Consider that our phenomenal experience is always changing and therefore that anicca–meaning impermanence–may be true. Then we can come to some ordinary ways in which impermanence shows up for us.

In Buddhism, these are called the Eight Vicissitudes, and they are:

  • Pleasure and pain
  • Gain and loss
  • Praise and blame
  • Fame and disrepute

We might think that these are obvious, but your actual beliefs, desires, and behaviors belie this presumed understanding.

Take gain and loss. We might think:

  • “Once I get over this hurdle, then everything will be easy.”
  • “I just need my big break.”
  • “This startup will scale in no time.”
  • “Getting married shall make me abidingly happy.”

Or whatever. We set markers, milestones, or signs of success on the assumption that the latter will somehow put us past the period of being subject to experiencing a succession of gains and losses (or a streak of losses). But is that really so? Consult your own actual experience. Did everything become easy once you leaped over the last hurdle? Did your life forever change after you got the big break? Did scaling the startup transform your entire life? Did getting married, on its own, make you abidingly happy?

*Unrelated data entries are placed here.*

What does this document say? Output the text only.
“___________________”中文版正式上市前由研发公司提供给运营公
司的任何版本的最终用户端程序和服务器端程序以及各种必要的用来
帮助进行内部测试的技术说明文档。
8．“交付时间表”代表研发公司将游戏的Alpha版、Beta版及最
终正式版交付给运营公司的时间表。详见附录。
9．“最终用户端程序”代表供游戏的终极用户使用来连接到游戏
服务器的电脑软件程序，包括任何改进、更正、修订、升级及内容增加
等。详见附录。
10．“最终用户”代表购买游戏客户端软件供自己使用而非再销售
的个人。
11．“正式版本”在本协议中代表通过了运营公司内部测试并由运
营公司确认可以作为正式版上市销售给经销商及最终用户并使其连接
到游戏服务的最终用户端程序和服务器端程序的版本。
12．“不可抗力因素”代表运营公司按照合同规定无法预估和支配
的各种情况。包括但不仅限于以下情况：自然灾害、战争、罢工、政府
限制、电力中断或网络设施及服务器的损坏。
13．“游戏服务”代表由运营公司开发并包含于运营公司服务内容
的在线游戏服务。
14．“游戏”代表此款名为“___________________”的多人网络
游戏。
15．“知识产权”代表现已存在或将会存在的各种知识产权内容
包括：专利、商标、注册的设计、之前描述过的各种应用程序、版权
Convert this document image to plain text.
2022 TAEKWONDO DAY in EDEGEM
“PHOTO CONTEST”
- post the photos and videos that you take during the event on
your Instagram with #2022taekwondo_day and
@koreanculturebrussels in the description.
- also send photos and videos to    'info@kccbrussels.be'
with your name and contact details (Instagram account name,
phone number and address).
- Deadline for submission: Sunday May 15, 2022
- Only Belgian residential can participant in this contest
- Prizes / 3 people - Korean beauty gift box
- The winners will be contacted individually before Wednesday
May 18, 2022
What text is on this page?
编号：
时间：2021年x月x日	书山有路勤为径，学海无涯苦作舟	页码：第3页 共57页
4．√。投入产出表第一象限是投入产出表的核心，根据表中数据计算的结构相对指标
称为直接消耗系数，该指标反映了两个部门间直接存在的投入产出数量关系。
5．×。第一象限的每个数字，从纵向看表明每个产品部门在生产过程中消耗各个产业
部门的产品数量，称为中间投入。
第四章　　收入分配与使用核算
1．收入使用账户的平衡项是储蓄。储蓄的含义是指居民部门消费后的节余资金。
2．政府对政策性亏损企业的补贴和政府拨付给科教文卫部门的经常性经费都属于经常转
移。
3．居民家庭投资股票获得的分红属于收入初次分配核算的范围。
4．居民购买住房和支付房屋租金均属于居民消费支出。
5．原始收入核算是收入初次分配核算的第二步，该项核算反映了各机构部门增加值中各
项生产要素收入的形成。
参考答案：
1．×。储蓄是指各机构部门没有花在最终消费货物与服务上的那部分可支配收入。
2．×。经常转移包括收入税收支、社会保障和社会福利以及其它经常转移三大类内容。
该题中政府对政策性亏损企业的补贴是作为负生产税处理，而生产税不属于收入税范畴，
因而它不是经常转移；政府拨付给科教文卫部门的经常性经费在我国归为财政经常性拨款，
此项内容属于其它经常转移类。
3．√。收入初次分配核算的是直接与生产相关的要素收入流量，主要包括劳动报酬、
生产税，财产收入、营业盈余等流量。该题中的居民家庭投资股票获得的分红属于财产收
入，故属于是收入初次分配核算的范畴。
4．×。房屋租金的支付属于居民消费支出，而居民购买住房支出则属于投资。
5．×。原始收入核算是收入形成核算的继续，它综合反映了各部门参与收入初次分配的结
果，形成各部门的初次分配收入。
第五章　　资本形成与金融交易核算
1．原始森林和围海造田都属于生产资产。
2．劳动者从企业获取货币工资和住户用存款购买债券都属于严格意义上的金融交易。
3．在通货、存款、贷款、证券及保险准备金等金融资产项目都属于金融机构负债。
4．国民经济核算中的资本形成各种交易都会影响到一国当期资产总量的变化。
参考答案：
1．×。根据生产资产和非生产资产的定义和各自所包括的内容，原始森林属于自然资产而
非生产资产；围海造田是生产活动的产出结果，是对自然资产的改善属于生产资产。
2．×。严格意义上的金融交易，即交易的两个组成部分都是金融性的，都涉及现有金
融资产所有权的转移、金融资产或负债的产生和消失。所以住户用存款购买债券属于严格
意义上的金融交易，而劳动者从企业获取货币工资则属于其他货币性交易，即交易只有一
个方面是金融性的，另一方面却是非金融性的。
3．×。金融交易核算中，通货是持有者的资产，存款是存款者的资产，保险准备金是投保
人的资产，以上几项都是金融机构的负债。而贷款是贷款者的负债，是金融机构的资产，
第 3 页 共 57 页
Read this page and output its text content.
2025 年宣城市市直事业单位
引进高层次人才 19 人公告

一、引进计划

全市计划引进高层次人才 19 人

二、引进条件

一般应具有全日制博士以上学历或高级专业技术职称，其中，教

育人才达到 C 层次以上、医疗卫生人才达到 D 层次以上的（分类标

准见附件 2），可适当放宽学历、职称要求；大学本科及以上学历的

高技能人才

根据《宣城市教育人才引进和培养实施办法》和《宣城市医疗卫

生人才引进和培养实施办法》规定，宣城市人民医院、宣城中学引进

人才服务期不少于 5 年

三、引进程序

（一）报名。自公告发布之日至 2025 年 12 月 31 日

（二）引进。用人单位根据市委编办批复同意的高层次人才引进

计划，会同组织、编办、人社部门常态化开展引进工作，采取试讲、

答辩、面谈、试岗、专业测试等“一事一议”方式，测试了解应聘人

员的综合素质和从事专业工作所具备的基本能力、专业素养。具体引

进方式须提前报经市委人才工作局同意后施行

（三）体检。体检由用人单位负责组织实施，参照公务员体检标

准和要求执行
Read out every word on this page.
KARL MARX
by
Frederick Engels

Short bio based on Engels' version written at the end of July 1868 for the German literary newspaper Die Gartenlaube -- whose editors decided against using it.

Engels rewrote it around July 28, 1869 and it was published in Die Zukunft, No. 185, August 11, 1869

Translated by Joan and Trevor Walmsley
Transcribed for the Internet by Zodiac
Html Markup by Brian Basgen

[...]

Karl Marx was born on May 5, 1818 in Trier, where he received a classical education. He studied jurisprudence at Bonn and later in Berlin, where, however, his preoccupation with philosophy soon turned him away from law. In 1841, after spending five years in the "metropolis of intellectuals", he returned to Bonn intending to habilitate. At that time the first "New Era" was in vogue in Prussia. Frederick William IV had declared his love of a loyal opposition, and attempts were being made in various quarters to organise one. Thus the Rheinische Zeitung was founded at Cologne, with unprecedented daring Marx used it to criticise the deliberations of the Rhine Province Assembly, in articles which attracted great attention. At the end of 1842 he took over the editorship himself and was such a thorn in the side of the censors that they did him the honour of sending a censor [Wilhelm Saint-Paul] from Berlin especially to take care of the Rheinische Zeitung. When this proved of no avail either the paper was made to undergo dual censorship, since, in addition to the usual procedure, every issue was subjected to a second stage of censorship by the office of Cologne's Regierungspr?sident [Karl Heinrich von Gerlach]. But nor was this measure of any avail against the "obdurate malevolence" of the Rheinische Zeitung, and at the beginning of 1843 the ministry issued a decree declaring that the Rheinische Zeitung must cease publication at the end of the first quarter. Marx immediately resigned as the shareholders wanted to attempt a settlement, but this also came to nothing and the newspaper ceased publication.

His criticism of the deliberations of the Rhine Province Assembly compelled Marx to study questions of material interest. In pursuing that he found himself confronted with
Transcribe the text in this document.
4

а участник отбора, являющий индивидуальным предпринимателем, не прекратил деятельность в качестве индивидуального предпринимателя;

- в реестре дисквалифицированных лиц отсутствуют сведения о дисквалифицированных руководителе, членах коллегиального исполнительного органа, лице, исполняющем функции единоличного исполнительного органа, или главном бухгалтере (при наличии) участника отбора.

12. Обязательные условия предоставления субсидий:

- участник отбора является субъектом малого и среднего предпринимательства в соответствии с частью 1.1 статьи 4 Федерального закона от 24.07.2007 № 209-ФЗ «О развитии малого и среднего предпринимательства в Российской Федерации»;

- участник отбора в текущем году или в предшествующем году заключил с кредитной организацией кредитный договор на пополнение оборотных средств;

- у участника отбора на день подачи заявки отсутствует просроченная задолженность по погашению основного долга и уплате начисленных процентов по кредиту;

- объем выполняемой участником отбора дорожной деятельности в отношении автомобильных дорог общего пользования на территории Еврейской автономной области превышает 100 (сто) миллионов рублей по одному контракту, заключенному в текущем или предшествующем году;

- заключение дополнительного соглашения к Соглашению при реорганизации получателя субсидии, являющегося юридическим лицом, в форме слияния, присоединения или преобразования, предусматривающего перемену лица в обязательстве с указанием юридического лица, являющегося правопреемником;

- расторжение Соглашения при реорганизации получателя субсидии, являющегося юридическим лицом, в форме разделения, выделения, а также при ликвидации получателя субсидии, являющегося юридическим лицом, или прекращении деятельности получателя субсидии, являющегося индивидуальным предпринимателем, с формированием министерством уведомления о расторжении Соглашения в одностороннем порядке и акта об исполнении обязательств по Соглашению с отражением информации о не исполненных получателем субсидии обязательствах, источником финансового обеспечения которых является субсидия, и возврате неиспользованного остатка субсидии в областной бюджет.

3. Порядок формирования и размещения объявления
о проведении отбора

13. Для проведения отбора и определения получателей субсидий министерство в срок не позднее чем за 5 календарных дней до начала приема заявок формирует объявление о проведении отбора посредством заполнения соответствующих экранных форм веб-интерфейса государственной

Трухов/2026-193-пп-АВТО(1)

Of course not. Because the law of anicca holds even, or especially, in the face of your desires.

You might think that the only problem with this picture is the threat of loss, but that’s not true from a Buddhist point of view. It’s instead the attachment as much to gain as it is the aversion to loss–that is, it is the entire dynamic–that is causing suffering.

We can turn to Advaita now. If phenomenal experience is subject to impermanence and if certain common ways of getting caught are spelled out nicely in the Eight Vicissitudes, then it’s worth asking: who is the one contemplating the painful and the pleasant experiences, the experiences of gain as well as those of loss? Who is that one seeing it all, quietly observing without judgment and in abiding peace?